Other tips for keeping a gratitude journal
- Go for depth of entries versus quantity. It’s generally better to go into as much detail as possible about why you are grateful for something than generating a long, less detailed list.
- Try to not simply go through the motions. Keeping a gratitude journal is more effective if you first commit, and stay committed to, being more grateful, happy, or optimistic. A gratitude journal entry should not be viewed as a to-do list or something you have to do against your will.
- Don’t try to make any entry if you really aren’t ready or in a good space. Pushing yourself to simply make entries can actually make you feel worse or overwhelmed and may lead to entries that are negative or shaming.
- Don’t overdo it. Many people think you have to write in a gratitude journal every day to see positive effects. But writing once or twice per week long-term may be more beneficial than daily journaling.
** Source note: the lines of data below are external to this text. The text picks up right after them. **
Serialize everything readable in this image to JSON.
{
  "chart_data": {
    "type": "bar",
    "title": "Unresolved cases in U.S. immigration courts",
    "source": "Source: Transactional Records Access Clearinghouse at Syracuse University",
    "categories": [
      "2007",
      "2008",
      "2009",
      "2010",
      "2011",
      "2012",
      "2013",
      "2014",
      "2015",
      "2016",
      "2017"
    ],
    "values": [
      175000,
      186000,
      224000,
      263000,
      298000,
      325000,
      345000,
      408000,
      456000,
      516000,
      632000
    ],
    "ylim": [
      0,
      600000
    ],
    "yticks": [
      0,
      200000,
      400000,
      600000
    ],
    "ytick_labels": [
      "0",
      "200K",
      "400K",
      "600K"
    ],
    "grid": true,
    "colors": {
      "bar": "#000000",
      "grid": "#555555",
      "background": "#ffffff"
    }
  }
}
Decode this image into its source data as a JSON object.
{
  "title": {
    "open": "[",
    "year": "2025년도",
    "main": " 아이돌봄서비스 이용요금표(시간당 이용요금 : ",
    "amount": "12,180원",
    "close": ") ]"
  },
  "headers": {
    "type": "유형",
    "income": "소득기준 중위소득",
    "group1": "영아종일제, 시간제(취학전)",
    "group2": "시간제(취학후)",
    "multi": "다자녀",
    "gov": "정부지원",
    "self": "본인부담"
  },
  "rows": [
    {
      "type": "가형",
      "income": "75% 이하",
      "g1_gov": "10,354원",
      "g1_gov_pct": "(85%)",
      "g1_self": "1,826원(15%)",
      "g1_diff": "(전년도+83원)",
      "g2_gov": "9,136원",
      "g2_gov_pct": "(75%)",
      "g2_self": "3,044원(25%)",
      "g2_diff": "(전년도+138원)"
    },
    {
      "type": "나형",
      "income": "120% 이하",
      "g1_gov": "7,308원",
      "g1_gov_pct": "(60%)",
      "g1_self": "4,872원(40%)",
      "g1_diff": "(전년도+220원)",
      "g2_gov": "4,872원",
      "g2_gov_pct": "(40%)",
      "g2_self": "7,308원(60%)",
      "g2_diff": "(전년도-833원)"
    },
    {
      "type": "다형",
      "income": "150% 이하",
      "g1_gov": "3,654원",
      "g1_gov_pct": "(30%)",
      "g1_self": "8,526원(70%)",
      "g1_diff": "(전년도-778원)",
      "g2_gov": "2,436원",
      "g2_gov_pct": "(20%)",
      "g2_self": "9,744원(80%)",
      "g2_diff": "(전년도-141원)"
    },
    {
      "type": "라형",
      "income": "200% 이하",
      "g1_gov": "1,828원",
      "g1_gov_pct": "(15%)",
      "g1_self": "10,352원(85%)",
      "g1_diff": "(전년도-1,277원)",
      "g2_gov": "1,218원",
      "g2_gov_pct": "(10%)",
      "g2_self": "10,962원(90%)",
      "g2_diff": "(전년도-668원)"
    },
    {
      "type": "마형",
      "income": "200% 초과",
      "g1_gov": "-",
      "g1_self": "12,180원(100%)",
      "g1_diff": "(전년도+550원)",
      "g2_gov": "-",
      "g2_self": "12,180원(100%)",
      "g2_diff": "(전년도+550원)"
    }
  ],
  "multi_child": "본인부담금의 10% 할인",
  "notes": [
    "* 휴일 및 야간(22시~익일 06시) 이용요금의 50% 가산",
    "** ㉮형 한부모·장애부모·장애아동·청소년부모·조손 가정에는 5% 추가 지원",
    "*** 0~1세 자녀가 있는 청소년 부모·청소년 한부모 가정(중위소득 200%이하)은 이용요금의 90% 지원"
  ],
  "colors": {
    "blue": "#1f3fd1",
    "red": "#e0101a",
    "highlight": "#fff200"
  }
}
- Think about subtractions, not only additions. One way to stimulate feelings of gratitude is to think about how your life would be affected without certain things, such as modern comforts, friends and family, meaningful work, etc. This approach can be especially effective if someone is having a hard time coming up with something they’re grateful for.
- Savour surprises. Events that are surprising or unexpected often stimulate stronger feelings of gratitude.
- Get personal with your entries. Recording or thinking about people you are grateful for often is more impactful than thinking about things you’re grateful for.
- Think of things you’re grateful for as gifts. Thinking of things we are grateful for as gifts helps prevent many people from overlooking them or taking them for granted.